Gani Aldashev (ECARES, ULB)
François Libois (Paris School of Economics)
Joaquin Morales Belpaire (Universidad Privada Boliviana)
Astrid Similon (University of Namur)

Abstract : We study the effect of a subsidy to land purchases by non-profits in views of creating natural reserves. A simple theoretical model finds that while the subsidy makes prices soar in the short run, the effect does not persist in time and prices decline in the long run. We suggest that this happens because the subsidy releases resources for the non-profits that allow them to exert more effort negotiating prices and stimulating supply, effectively driving prices down. We test this prediction empirically using first-hand collected notarial data from Belgium and exploiting the structural break created by the introduction of the subsidy. Using an estimation method robust to outliers, we provide a methodological contribution in the analysis of markets with quasi-donations. The method is relevant for markets of goods with patrimonial value where some sellers are willing (or are persuaded) to donate their assets for the common good.


The Proper Scope of Government in Hospitals

Lapo Filistrucchi (University of Florence, Tilburg University)
Phuc Phung (Tilburg University)
Jens Prüfer (Tilburg University)

Abstract : Do organizations in governmental and in private, for-profit ownership make different strategic decisions in predictable directions? Hart et al. (1997) constructed a model to answer this question but a conclusive empirical answer is still missing. We analyze a unique data set containing information on quality indicators, inputs, and organizational form of all German hospitals. Our preliminary results confirm the link hypothesized by Hart et al. between lower cost and lower service quality. However, we have to refute the idea that private hospitals focus on cost cutting. Our results suggest the opposite: private hospitals focus on high-quality production. As high quality requires more health personnel, private hospitals also incur higher cost of production than public hospitals.


An Academic Question

Scott E. Masten (University of Michigan)

Abstract : Economists have offered several incentive- and risk-based rationales for academic tenure as well as a few attempts to explain the role of faculty in university governance. Missing from the literature, however, is an explanation for why the reputational forces and standard contracting practices relied on in private sector employment relationships are not adequate for addressing incentive problems in academia. Relationship-specific investments do not seem to provide an answer: For the most part, neither teaching nor research is specific to any particular institution. This paper argues, first, that the source of commitment problems in academia lies in the combined research and non-research responsibilities of faculty: The sacrifice of research time today affects the earning potential of faculty over the rest of their career, the size and timing of compensation for which present the same problems posed by relationship-specific investments in other settings.
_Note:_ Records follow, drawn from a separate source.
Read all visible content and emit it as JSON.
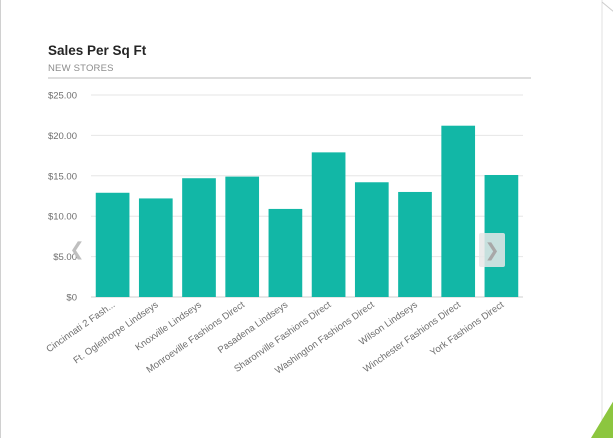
{
  "header": {
    "title": "Sales Per Sq Ft",
    "subtitle": "NEW STORES"
  },
  "navigation": {
    "prev_icon": "chevron-left-icon",
    "next_icon": "chevron-right-icon",
    "prev_glyph": "❮",
    "next_glyph": "❯"
  },
  "colors": {
    "bar": "#12B7A6",
    "grid": "#e6e6e6",
    "axis_text": "#6e6e6e",
    "title": "#252525",
    "subtitle": "#8c8c8c",
    "divider": "#bdbdbd",
    "slide_accent": "#8cc63f"
  },
  "chart_data": {
    "type": "bar",
    "title": "Sales Per Sq Ft",
    "subtitle": "NEW STORES",
    "xlabel": "",
    "ylabel": "",
    "categories": [
      "Cincinnati 2 Fash...",
      "Ft. Oglethorpe Lindseys",
      "Knoxville Lindseys",
      "Monroeville Fashions Direct",
      "Pasadena Lindseys",
      "Sharonville Fashions Direct",
      "Washington Fashions Direct",
      "Wilson Lindseys",
      "Winchester Fashions Direct",
      "York Fashions Direct"
    ],
    "values": [
      12.9,
      12.2,
      14.7,
      14.9,
      10.9,
      17.9,
      14.2,
      13.0,
      21.2,
      15.1
    ],
    "yticks": [
      0,
      5,
      10,
      15,
      20,
      25
    ],
    "ytick_labels": [
      "$0",
      "$5.00",
      "$10.00",
      "$15.00",
      "$20.00",
      "$25.00"
    ],
    "ylim": [
      0,
      25
    ],
    "grid": true,
    "legend": "none"
  }
}
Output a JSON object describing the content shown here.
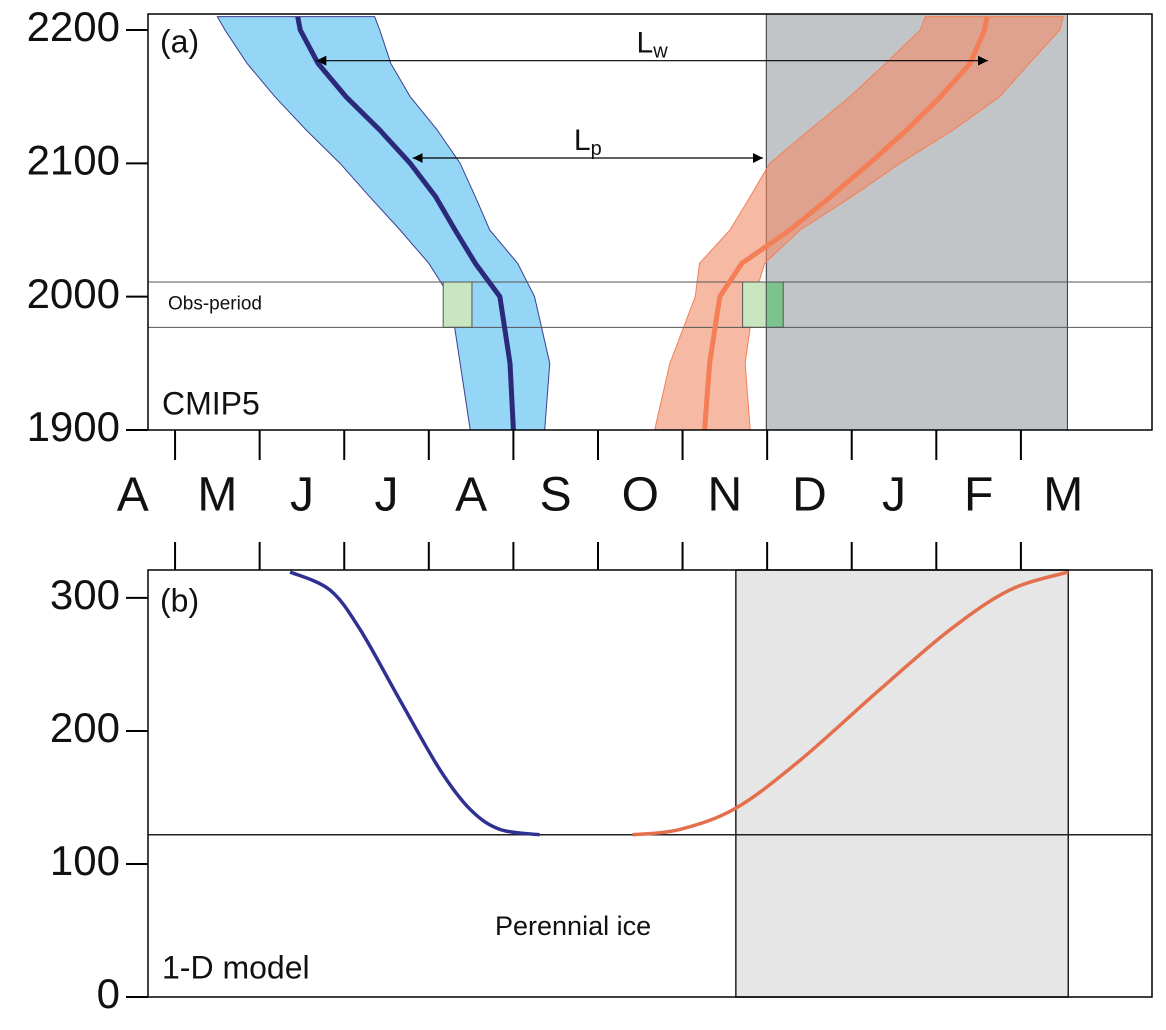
{
  "chart_data": [
    {
      "type": "line",
      "categories": [
        "A",
        "M",
        "J",
        "J",
        "A",
        "S",
        "O",
        "N",
        "D",
        "J",
        "F",
        "M"
      ],
      "xlim": [
        0.68,
        12.55
      ],
      "ylim": [
        1900,
        2212
      ],
      "yticks": [
        1900,
        2000,
        2100,
        2200
      ],
      "y": [
        1900,
        1950,
        2000,
        2025,
        2050,
        2075,
        2100,
        2125,
        2150,
        2175,
        2200,
        2210
      ],
      "bands": [
        {
          "color": "#8fd3f4",
          "edge": "#3a3f8f",
          "lower": [
            4.49,
            4.37,
            4.25,
            4.0,
            3.66,
            3.3,
            2.95,
            2.55,
            2.18,
            1.85,
            1.59,
            1.5
          ],
          "upper": [
            5.37,
            5.43,
            5.25,
            5.05,
            4.72,
            4.55,
            4.37,
            4.1,
            3.78,
            3.55,
            3.42,
            3.36
          ]
        },
        {
          "color": "#f08a68",
          "edge": "#f47f56",
          "lower": [
            6.67,
            6.85,
            7.15,
            7.2,
            7.56,
            7.8,
            8.03,
            8.5,
            8.98,
            9.4,
            9.81,
            9.87
          ],
          "upper": [
            7.8,
            7.74,
            7.85,
            7.97,
            8.39,
            9.0,
            9.57,
            10.2,
            10.75,
            11.1,
            11.46,
            11.5
          ]
        }
      ],
      "series": [
        {
          "color": "#2b2a7a",
          "x": [
            5.0,
            4.96,
            4.84,
            4.55,
            4.31,
            4.08,
            3.78,
            3.42,
            3.02,
            2.69,
            2.48,
            2.45
          ]
        },
        {
          "color": "#f47f56",
          "x": [
            7.26,
            7.32,
            7.44,
            7.7,
            8.27,
            8.75,
            9.21,
            9.65,
            10.05,
            10.4,
            10.57,
            10.6
          ]
        }
      ],
      "shade": {
        "x": [
          7.99,
          11.55
        ],
        "color": "#c2c5c8"
      },
      "obs_period": {
        "label": "Obs-period",
        "y": [
          1977,
          2011
        ]
      },
      "obs_boxes": [
        {
          "x": [
            4.17,
            4.51
          ],
          "color": "#c8e6c0"
        },
        {
          "x": [
            7.71,
            7.99
          ],
          "color": "#c8e6c0"
        },
        {
          "x": [
            7.99,
            8.19
          ],
          "color": "#7cc48e"
        }
      ],
      "arrows": [
        {
          "label": "L",
          "sub": "w",
          "y": 2177,
          "x": [
            2.67,
            10.61
          ]
        },
        {
          "label": "L",
          "sub": "p",
          "y": 2104,
          "x": [
            3.81,
            7.95
          ]
        }
      ],
      "annotations": [
        "(a)",
        "CMIP5"
      ]
    },
    {
      "type": "line",
      "xlim": [
        0.68,
        12.55
      ],
      "ylim": [
        0,
        321
      ],
      "yticks": [
        0,
        100,
        200,
        300
      ],
      "series": [
        {
          "color": "#2e3192",
          "x": [
            2.36,
            2.83,
            3.19,
            3.66,
            4.13,
            4.49,
            4.84,
            5.31
          ],
          "values": [
            319.5,
            306,
            276,
            223,
            171,
            141,
            126,
            122
          ]
        },
        {
          "color": "#e46f4c",
          "x": [
            6.41,
            6.97,
            7.63,
            8.39,
            9.33,
            10.16,
            10.87,
            11.56
          ],
          "values": [
            122,
            126,
            142,
            178,
            231,
            276,
            306,
            319.5
          ]
        }
      ],
      "hline": 122,
      "shade": {
        "x": [
          7.63,
          11.56
        ],
        "color": "#e6e6e6"
      },
      "annotations": [
        "(b)",
        "1-D model",
        "Perennial ice"
      ]
    }
  ]
}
The argument explains why academic tenure and faculty governance did not become prominent features of U.S. colleges and universities until the emergence of research as a primary function of higher education institutions toward the beginning of 20th century; and why both tenure and governance rights are generally restricted to “regular” faculty who perform both teaching and research. The paper then combines data on faculty authority over personnel decisions at over 1,000 U.S. colleges and universities and publication data going back to 1900 to show that faculty authority over hiring, promotion, and dismissal decisions is strongly associated with both the quantity and types of research produced.